Ms. Anderson is an Academy Award and Golden Globe winning feature film producer. From 1993 to March 2018, Ms. Anderson was a producer at Pixar Animation Studios, where she produced films such as “Coco,” “Toy Story 3,” “Cars,” “A Bug’s Life,” “Monsters, Inc.” Following her tenure at Pixar, Ms. Anderson joined Netflix as a producer. Ms. Anderson was elected to the Producers Council Board of the Producers Guild of America in July 2008. Prior to joining Pixar, Ms. Anderson worked with Angel Studios as the executive producer of their commercial division. Ms. Anderson has served as a member of the board of directors of Glu (Nasdaq: GLUU) since March 2019 and is currently a director of dMY Technology Group, Inc., dMY Technology Group, Inc. II and dMY Technology Group, Inc. III. Ms. Anderson holds a Bachelor of Arts degree in Environmental Science from San Diego State University.


Francesca Luthi, 45
Director 

Ms.
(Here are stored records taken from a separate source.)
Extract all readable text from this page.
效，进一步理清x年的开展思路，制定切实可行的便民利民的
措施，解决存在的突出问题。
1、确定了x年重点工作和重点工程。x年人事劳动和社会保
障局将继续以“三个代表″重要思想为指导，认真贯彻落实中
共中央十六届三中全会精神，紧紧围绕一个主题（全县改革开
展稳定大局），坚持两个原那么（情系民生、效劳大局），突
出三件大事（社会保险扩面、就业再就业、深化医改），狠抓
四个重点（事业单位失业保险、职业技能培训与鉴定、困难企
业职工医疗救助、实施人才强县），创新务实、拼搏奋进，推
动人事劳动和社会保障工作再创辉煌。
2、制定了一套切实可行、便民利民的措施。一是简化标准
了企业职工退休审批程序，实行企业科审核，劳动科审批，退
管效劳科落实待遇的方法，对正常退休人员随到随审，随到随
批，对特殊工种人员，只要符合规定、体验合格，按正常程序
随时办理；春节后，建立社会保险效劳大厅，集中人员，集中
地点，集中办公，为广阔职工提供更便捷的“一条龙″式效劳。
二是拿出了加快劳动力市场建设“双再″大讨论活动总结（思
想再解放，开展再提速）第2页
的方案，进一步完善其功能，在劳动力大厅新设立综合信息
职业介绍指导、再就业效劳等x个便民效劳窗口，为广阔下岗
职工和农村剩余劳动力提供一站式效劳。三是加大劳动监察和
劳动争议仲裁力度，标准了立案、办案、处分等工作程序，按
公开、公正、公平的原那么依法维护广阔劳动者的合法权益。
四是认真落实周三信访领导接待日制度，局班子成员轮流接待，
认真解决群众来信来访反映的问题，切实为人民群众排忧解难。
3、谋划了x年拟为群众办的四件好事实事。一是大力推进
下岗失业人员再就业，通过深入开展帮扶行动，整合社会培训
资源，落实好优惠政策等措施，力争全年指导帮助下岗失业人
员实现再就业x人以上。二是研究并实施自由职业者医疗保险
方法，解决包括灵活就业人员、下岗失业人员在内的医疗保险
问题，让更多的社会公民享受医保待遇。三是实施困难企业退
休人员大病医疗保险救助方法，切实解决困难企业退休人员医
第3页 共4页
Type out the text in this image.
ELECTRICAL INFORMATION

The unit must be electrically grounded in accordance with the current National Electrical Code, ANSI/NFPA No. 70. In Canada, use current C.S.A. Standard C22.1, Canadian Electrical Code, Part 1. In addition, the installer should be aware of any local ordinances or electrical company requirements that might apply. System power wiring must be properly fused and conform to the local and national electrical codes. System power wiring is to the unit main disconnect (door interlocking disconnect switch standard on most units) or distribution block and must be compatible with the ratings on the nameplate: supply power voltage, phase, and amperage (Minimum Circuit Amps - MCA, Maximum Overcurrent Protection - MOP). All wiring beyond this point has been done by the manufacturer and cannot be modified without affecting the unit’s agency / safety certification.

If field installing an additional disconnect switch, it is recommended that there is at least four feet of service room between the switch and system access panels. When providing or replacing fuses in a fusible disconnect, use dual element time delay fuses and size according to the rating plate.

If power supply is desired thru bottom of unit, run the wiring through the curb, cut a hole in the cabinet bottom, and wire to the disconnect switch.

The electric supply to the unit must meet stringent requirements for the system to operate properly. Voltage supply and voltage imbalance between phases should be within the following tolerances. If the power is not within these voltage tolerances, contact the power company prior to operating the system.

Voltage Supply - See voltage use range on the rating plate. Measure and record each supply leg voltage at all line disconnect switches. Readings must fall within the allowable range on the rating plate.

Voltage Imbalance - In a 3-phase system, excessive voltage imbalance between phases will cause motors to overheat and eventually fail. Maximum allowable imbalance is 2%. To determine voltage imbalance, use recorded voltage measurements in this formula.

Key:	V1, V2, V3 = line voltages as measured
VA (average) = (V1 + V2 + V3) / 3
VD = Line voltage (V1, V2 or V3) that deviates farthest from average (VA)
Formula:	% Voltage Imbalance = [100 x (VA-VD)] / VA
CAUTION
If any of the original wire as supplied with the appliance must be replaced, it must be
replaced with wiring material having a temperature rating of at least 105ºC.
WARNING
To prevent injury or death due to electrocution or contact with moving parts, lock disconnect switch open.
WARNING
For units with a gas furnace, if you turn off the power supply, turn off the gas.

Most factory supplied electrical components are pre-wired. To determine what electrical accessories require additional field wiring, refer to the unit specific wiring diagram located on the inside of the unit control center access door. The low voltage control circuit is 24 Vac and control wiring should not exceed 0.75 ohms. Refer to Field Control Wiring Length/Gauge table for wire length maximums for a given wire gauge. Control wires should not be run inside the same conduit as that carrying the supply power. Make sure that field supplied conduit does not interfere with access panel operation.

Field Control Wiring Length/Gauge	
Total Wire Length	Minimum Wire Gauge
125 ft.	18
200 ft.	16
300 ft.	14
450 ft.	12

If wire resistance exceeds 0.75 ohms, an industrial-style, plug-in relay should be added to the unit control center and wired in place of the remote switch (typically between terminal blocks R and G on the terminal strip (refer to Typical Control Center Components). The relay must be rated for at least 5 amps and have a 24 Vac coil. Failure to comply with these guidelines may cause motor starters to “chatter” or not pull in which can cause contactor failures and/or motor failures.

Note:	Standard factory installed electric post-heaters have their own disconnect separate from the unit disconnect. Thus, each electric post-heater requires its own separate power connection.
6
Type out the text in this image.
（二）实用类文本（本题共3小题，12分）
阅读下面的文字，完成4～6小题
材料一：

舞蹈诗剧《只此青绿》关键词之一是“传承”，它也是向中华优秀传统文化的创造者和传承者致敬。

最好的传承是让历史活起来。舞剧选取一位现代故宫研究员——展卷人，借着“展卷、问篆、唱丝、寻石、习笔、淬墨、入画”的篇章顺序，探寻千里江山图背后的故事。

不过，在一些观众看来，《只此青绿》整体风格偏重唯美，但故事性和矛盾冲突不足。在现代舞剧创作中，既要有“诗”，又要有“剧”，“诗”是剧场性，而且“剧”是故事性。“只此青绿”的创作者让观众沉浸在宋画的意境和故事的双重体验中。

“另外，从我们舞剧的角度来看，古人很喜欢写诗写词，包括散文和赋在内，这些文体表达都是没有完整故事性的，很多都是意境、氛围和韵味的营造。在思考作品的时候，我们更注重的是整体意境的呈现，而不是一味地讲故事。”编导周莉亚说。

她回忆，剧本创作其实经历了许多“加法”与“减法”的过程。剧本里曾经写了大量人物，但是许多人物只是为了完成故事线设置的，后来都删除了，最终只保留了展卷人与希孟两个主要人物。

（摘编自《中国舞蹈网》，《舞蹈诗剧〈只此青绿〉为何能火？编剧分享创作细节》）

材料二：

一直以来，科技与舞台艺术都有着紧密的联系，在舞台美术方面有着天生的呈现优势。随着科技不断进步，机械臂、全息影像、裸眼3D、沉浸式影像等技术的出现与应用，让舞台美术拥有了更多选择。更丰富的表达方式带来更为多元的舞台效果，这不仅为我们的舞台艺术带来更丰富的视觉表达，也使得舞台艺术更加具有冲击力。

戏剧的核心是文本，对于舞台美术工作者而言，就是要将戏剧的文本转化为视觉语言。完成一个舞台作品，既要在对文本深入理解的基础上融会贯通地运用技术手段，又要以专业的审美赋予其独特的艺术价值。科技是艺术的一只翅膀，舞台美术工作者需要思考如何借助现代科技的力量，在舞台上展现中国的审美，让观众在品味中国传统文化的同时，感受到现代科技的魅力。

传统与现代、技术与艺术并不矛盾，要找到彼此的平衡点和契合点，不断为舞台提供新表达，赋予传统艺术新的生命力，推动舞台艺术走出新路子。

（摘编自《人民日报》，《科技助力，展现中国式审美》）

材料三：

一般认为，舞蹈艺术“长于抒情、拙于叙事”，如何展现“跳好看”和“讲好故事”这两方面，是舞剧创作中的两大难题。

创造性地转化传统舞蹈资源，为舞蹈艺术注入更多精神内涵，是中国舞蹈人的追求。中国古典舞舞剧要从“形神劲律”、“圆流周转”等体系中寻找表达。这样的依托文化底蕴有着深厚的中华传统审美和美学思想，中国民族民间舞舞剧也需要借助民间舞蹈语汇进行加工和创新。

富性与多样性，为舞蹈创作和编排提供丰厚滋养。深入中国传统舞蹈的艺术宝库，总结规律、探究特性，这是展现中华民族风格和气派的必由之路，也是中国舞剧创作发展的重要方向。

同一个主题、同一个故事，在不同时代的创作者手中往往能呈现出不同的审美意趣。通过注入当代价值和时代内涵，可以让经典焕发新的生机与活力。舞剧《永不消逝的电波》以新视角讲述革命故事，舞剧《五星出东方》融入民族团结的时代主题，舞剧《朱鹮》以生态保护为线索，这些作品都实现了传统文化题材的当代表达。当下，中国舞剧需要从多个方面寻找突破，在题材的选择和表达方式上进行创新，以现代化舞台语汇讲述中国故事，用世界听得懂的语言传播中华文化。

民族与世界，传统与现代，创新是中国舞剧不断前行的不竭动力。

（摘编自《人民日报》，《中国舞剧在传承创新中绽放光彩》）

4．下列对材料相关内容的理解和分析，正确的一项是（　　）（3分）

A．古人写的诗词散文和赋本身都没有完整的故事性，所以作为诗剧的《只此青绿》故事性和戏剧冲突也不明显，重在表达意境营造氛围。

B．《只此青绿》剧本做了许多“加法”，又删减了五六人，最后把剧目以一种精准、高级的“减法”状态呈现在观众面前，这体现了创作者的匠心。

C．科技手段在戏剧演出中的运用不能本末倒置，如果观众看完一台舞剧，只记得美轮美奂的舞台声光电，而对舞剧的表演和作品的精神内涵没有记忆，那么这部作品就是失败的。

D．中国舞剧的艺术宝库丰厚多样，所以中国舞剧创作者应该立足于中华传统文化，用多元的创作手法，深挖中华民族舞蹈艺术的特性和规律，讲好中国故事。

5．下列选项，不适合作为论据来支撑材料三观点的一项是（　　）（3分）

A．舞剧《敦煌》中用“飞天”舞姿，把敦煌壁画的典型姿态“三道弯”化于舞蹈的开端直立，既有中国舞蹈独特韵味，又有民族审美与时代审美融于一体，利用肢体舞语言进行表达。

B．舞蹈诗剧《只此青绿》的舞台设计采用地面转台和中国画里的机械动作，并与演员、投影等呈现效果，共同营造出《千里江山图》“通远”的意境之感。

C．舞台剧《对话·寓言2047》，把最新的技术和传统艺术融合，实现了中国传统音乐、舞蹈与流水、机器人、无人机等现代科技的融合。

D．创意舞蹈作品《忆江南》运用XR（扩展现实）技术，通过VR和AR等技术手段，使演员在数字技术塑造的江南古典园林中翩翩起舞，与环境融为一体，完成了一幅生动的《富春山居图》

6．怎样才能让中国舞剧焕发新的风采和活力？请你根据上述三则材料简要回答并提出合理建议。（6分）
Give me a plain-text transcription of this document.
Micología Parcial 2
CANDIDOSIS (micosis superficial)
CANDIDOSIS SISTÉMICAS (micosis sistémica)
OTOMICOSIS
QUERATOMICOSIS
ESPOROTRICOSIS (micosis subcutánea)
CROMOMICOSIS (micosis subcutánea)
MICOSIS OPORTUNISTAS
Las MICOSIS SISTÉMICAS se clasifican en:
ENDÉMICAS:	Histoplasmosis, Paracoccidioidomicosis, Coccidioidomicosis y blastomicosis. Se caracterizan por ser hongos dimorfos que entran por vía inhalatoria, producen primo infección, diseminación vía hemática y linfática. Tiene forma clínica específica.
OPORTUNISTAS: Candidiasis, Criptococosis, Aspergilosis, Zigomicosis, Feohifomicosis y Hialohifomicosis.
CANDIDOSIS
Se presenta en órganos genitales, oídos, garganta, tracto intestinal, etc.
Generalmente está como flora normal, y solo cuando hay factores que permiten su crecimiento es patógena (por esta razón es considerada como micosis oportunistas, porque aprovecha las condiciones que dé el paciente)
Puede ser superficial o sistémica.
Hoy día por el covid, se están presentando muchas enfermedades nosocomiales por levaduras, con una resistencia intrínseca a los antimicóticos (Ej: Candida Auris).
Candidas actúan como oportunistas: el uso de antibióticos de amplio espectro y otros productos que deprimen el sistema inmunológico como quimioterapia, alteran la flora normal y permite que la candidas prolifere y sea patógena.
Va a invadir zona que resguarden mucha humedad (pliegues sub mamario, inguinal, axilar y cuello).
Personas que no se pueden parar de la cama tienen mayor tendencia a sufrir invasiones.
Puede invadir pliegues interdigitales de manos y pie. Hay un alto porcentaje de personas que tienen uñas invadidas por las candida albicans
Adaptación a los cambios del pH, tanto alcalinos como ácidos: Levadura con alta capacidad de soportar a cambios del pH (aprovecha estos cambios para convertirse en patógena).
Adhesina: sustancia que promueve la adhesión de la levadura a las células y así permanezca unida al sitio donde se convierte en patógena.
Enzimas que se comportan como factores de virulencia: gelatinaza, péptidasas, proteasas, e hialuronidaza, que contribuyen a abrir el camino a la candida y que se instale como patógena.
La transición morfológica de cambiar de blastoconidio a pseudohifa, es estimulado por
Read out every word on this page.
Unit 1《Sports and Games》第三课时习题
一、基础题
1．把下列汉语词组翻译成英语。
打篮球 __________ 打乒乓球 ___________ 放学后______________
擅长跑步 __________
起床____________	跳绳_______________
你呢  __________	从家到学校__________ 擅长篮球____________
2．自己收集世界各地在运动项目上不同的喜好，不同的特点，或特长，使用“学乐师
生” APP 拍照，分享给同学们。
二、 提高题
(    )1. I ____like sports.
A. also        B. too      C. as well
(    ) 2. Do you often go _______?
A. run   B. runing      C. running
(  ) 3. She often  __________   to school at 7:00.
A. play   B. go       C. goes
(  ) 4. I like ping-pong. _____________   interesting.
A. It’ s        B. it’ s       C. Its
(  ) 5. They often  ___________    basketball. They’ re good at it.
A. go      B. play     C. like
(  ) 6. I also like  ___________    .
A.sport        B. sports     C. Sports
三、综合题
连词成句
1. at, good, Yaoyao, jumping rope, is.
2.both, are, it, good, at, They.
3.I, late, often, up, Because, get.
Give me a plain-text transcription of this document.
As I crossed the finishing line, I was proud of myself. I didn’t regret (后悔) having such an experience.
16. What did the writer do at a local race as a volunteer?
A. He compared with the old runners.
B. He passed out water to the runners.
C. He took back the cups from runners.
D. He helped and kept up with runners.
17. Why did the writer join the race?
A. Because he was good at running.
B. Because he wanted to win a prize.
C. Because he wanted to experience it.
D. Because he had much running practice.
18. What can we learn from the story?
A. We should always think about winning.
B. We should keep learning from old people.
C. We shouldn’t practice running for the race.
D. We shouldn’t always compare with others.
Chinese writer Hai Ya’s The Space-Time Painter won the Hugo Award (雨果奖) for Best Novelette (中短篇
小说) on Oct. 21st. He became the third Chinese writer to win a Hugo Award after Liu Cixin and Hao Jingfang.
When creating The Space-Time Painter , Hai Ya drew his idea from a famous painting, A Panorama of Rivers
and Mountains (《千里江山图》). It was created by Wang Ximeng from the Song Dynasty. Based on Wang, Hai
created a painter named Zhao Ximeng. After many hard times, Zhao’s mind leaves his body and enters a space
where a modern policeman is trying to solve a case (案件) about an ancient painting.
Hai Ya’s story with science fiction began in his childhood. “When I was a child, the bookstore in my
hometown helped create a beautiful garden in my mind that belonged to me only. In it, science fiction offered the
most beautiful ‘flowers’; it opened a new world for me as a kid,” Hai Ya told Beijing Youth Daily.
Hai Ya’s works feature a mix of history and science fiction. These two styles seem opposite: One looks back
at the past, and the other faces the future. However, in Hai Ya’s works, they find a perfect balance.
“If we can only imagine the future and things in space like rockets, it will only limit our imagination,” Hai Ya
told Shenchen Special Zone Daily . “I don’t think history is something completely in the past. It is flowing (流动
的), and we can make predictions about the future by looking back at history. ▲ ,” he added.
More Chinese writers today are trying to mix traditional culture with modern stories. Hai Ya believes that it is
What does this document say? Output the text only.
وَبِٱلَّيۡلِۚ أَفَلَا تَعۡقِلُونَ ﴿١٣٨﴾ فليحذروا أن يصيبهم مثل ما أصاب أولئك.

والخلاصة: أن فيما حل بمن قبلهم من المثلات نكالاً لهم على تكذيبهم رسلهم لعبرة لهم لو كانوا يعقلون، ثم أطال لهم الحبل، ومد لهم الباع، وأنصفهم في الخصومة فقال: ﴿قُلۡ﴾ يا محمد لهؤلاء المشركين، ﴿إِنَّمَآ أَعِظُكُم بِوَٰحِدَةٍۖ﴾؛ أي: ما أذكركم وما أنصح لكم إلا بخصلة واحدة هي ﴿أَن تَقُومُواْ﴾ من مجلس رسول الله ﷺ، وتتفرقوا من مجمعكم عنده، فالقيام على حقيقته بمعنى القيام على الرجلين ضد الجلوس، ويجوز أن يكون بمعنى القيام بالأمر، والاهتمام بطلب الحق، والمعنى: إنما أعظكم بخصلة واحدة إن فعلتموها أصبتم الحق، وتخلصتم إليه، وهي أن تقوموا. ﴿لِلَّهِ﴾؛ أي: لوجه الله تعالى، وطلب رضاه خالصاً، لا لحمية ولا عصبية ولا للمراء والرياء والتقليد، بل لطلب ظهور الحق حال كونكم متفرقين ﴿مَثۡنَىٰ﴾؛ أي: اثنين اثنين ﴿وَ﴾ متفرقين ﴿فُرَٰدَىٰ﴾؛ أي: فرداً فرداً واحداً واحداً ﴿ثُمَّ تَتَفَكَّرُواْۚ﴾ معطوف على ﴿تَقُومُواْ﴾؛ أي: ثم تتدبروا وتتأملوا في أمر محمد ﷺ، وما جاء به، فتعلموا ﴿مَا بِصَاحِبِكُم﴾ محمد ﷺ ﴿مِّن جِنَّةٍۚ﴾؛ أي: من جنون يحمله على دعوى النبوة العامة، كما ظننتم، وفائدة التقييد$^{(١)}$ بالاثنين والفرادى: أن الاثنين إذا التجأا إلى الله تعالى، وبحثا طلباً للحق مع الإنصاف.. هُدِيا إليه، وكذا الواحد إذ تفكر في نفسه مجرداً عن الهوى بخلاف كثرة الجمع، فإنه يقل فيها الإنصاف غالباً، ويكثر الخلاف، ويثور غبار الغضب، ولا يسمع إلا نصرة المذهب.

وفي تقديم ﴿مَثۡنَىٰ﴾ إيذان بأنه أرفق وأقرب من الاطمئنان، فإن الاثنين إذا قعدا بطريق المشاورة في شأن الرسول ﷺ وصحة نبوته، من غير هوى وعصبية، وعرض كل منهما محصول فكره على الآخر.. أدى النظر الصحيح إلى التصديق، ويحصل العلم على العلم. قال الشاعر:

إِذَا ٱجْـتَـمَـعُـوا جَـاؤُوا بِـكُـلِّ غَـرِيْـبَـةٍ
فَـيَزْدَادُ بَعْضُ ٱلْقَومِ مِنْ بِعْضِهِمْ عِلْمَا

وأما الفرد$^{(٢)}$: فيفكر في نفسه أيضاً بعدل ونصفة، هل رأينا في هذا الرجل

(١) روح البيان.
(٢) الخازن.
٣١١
Luthi currently serves as the executive vice president and chief communications and marketing officer at Assurant, Inc. since 2016. After joining Assurant in 2012, Ms. Luthi was the senior vice president of investor relations, marketing and communications from 2014 until 2015. Prior to joining Assurant, Ms. Luthi served as the senior vice president of corporate communication and investor relations at Accretive Health. Before this, Ms. Luthi held senior-level investor relations and communication roles at BearingPoint and Accenture. Ms. Luthi also helped establish the investor relations department at Omnicom Group after serving as a financial analyst in the Investment Banking Division at Morgan Stanley. Ms. Luthi is currently a director of dMY Technology Group, Inc., dMY Technology Group, Inc. II and dMY Technology Group, Inc. III. Ms. Luthi holds a Bachelor of Science degree in Economics from Georgetown University’s School of Foreign Service.


Charles E. Wert, 76
Director 

Mr. Wert has served as a director and chairman of the audit committee of GTY (Nasdaq: GTYH) since completion of its initial public offering in 2016. From 2014 to 2016, Mr. Wert served as the vice chairman and as a director at Evercore Trust Company, N.A., or Evercore, which he formed and organized and was previously the president and chief executive officer from 2009 to 2014. Prior to joining Evercore, Mr. Wert served as an executive vice president and senior trust officer of U.S. Trust Company N.A. for over 20 years. Mr. Wert also founded United Mercantile Bank and Trust Company and served as its president and senior trust officer from 1982 until 1987. Mr. Wert is the principal of Fiduciary Resolutions, where he has been a fiduciary expert since June 2016, providing expert witness services and analysis as well as reviewing corporate governance and other processes use by fiduciaries. Mr. Wert is currently a director of dMY Technology Group, Inc., dMY Technology Group, Inc. II and dMY Technology Group, Inc. III. Mr. Wert holds a bachelor’s degree in Business Administration and Finance from California State University at Los Angeles.